Firebrand era el más reciente, aunque no el más destacado. Sin embargo, si las cosas sucedían como Sargonnas había previsto y planeado, el namer de los que-tana sería el último de sus visitantes. Cualquier día, los oscuros dioses regresarían a Krynn.
Porque, junto con el supuesto rey de los que-tana...
Estaba el gusano.
El gusano del valle, Tellus, dormía bajo la superficie de Ansalon, soñando con la luz y el movimiento y... con un terrible despertar.

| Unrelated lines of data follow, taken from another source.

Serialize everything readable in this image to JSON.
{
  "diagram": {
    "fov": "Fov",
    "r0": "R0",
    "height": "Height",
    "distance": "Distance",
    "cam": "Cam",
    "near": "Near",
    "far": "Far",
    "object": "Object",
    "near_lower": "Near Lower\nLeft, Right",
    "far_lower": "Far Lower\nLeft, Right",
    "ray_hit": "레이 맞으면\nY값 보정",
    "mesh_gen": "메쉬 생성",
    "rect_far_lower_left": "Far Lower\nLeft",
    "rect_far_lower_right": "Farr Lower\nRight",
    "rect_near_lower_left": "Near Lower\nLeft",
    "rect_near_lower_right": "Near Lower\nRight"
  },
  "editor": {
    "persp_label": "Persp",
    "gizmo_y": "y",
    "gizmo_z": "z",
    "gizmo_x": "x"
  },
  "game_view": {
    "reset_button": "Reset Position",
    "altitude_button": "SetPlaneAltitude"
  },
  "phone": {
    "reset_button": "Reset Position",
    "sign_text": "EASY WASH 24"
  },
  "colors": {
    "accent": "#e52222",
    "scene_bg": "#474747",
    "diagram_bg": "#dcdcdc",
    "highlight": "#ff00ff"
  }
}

En la remota Era de los Sueños, cuando los oscuros dioses cayeron en el más profundo de los destierros, la puerta del mundo luminoso fue sellada detrás de ellos. Todos esos dioses —Morgion, Hiddukel, Sargonnas y Takhisis, Reina de la Oscuridad— se precipitaron en tremenda confusión Abismo abajo, donde ya no cabía seguir cayendo porque allá, en el fondo, todo se había convertido en nada. Se pararon en la nada, en medio de la nada, y sólo pensaban en su exilio.
Al ser desterrados los dioses, el gusano Tellus, al borde del despertar, había temblado bajo la superficie del mundo para volver a hundirse en un sueño que duraría casi tres milenios.
Un sueño que estaba a punto de terminar. Y, cuando los dioses oscuros invadieran el mundo, sólo uno de ellos conocería a sus pueblos. Sólo uno poseería una historia... Y a él acudirían todos los adoradores. Porque, si bien el gusano del valle representaba el poder, los ojos de la corona significaban sabiduría.
Al no ser ya Consorte de la Oscuridad, él sería la misma Oscuridad.
Sargonnas cerró su ojo de rapiñador, y de su garganta brotó una cavernosa voz de contento cuando la tierra que tenía encima tembló. Poco a poco recordó su triunfo, porque hasta un dios repetía sus pensamientos en su exilio del Abismo.